Par un mémoire en défense, enregistré le 17 novembre 2023, le préfet du Nord conclut au rejet de la requête.
Il fait valoir qu’aucun des moyens soulevés n’est fondé.
Par une ordonnance en date du 28 décembre 2022, la clôture de l’instruction a été fixée au 24 février 2023 à 14 heures.
M. A a été admis au bénéfice de l’aide juridictionnelle totale par une décision du 5 décembre 2022 du bureau d’aide juridictionnelle.

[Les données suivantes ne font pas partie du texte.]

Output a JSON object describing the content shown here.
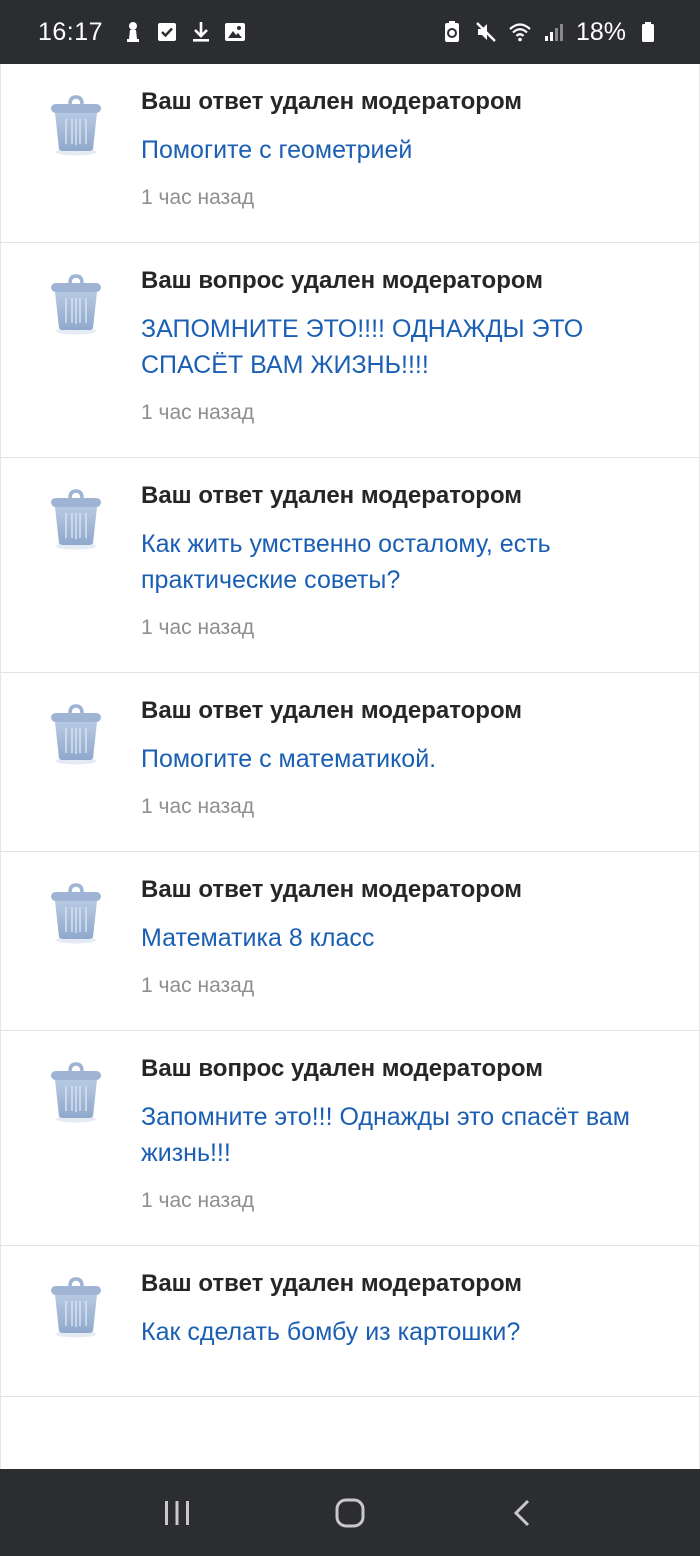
{
  "status_bar": {
    "time": "16:17",
    "battery": "18%",
    "left_icons": [
      "chess-pawn-icon",
      "checkbox-icon",
      "download-icon",
      "image-icon"
    ],
    "right_icons": [
      "recycle-battery-icon",
      "mute-icon",
      "wifi-icon",
      "signal-icon",
      "battery-icon"
    ]
  },
  "notifications": [
    {
      "title": "Ваш ответ удален модератором",
      "link": "Помогите с геометрией",
      "time": "1 час назад"
    },
    {
      "title": "Ваш вопрос удален модератором",
      "link": "ЗАПОМНИТЕ ЭТО!!!! ОДНАЖДЫ ЭТО СПАСЁТ ВАМ ЖИЗНЬ!!!!",
      "time": "1 час назад"
    },
    {
      "title": "Ваш ответ удален модератором",
      "link": "Как жить умственно осталому, есть практические советы?",
      "time": "1 час назад"
    },
    {
      "title": "Ваш ответ удален модератором",
      "link": "Помогите с математикой.",
      "time": "1 час назад"
    },
    {
      "title": "Ваш ответ удален модератором",
      "link": "Математика 8 класс",
      "time": "1 час назад"
    },
    {
      "title": "Ваш вопрос удален модератором",
      "link": "Запомните это!!! Однажды это спасёт вам жизнь!!!",
      "time": "1 час назад"
    },
    {
      "title": "Ваш ответ удален модератором",
      "link": "Как сделать бомбу из картошки?",
      "time": ""
    }
  ],
  "nav_bar": {
    "buttons": [
      "recent-apps-icon",
      "home-icon",
      "back-icon"
    ]
  },
  "colors": {
    "bars": "#2b2d31",
    "title": "#262626",
    "link": "#1a5fb4",
    "time": "#8e8e8e",
    "trash_icon": "#a9bfdc"
  }
}
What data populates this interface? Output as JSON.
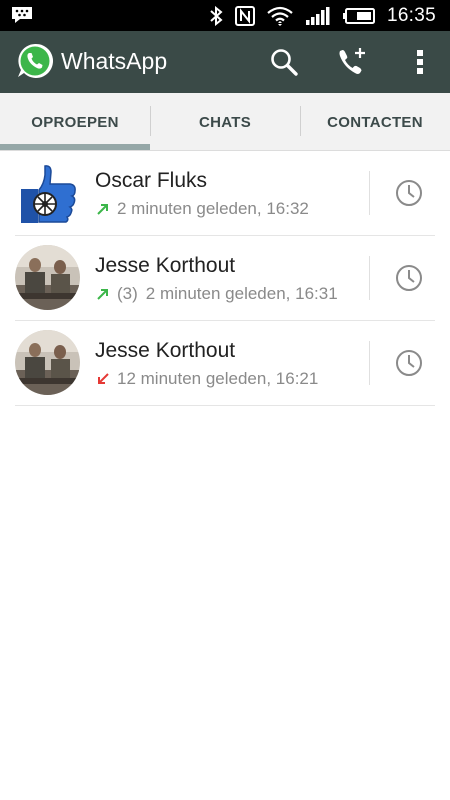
{
  "status_bar": {
    "time": "16:35",
    "icons": [
      "blackberry-messenger-icon",
      "bluetooth-icon",
      "nfc-icon",
      "wifi-icon",
      "signal-icon",
      "battery-icon"
    ]
  },
  "app_bar": {
    "title": "WhatsApp",
    "actions": [
      "search-icon",
      "new-call-icon",
      "overflow-menu-icon"
    ],
    "color": "#3a4a47"
  },
  "tabs": [
    {
      "label": "OPROEPEN",
      "active": true
    },
    {
      "label": "CHATS",
      "active": false
    },
    {
      "label": "CONTACTEN",
      "active": false
    }
  ],
  "calls": [
    {
      "name": "Oscar Fluks",
      "direction": "outgoing",
      "count": "",
      "time": "2 minuten geleden, 16:32",
      "avatar": "thumbs-up-avatar"
    },
    {
      "name": "Jesse Korthout",
      "direction": "outgoing",
      "count": "(3)",
      "time": "2 minuten geleden, 16:31",
      "avatar": "photo-avatar"
    },
    {
      "name": "Jesse Korthout",
      "direction": "missed",
      "count": "",
      "time": "12 minuten geleden, 16:21",
      "avatar": "photo-avatar"
    }
  ],
  "colors": {
    "outgoing_arrow": "#3cb64a",
    "missed_arrow": "#e53935",
    "tab_indicator": "#96a8a8"
  }
}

Vu les autres pièces du dossier.
Vu :
— la convention européenne de sauvegarde des droits de l’homme et des libertés fondamentales ;
— le code de l’entrée et du séjour des étrangers et du droit d’asile ;
— le code des relations entre le public et l’administration ;
— la loi n° 91-647 du 10 juillet 1991 ;
— le code de justice administrative.
La présidente de la formation de jugement a dispensé le rapporteur public, sur sa proposition, de prononcer des conclusions à l’audience.
Les parties ont été régulièrement averties du jour de l’audience.
A été entendu au cours de l’audience publique, le rapport de M. Babski.
Considérant ce qui suit :
1. M. A, ressortissant congolais né le 17 décembre 1976 à Kinshasa (République Démocratique du Congo), est entré en France, selon ses déclarations, le 30 décembre 2009. Sa demande d’asile a été rejetée par une décision du 9 juillet 2010 du directeur général de l’Office français de protection des réfugiés et apatrides (OFPRA), confirmée par un arrêt du 7 juillet 2011 de la cour nationale du droit d’asile (CNDA). Il a été muni d’une carte de séjour temporaire portant la mention « vie privée et familiale », valable du 9 juillet 2012 au 8 juillet 2013, régulièrement renouvelée jusqu’au 16 mars 2018 puis d’une carte de séjour pluriannuelle portant la même mention, valable du 5 septembre 2019 au 4 mars 2020, renouvelée jusqu’au 16 janvier 2022. Le 22 novembre 2021, M. A a sollicité le renouvellement de son titre de séjour. Par un arrêté du 15 septembre 2022, le préfet du Nord a rejeté sa demande. Par la présente requête, M. A demande au tribunal d’annuler cet arrêté.
Sur la demande d’admission provisoire à l’aide juridictionnelle :
2. Par une décision du 5 décembre 2022, postérieure à l’introduction de la requête, M. A a été admis au bénéfice de l’aide juridictionnelle totale. Par suite, ses conclusions tendant à l’admission au bénéfice de l’aide juridictionnelle à titre provisoire sont devenues sans objet. Il n’y a plus lieu d’y statuer.
Sur les conclusions à fin d’annulation :
3. En premier lieu, par un arrêté en date du 20 juin 2022, publié le même jour au recueil des actes administratifs n° 151 de la préfecture du Nord, le préfet a donné délégation à M. C, attaché d’administration de l’État, adjoint au chef du bureau du contentieux et du droit des étrangers de la préfecture du Nord, à l’effet de signer, notamment, la décision attaquée. Dès lors, le moyen tiré de l’incompétence de l’auteur de l’acte doit être écarté.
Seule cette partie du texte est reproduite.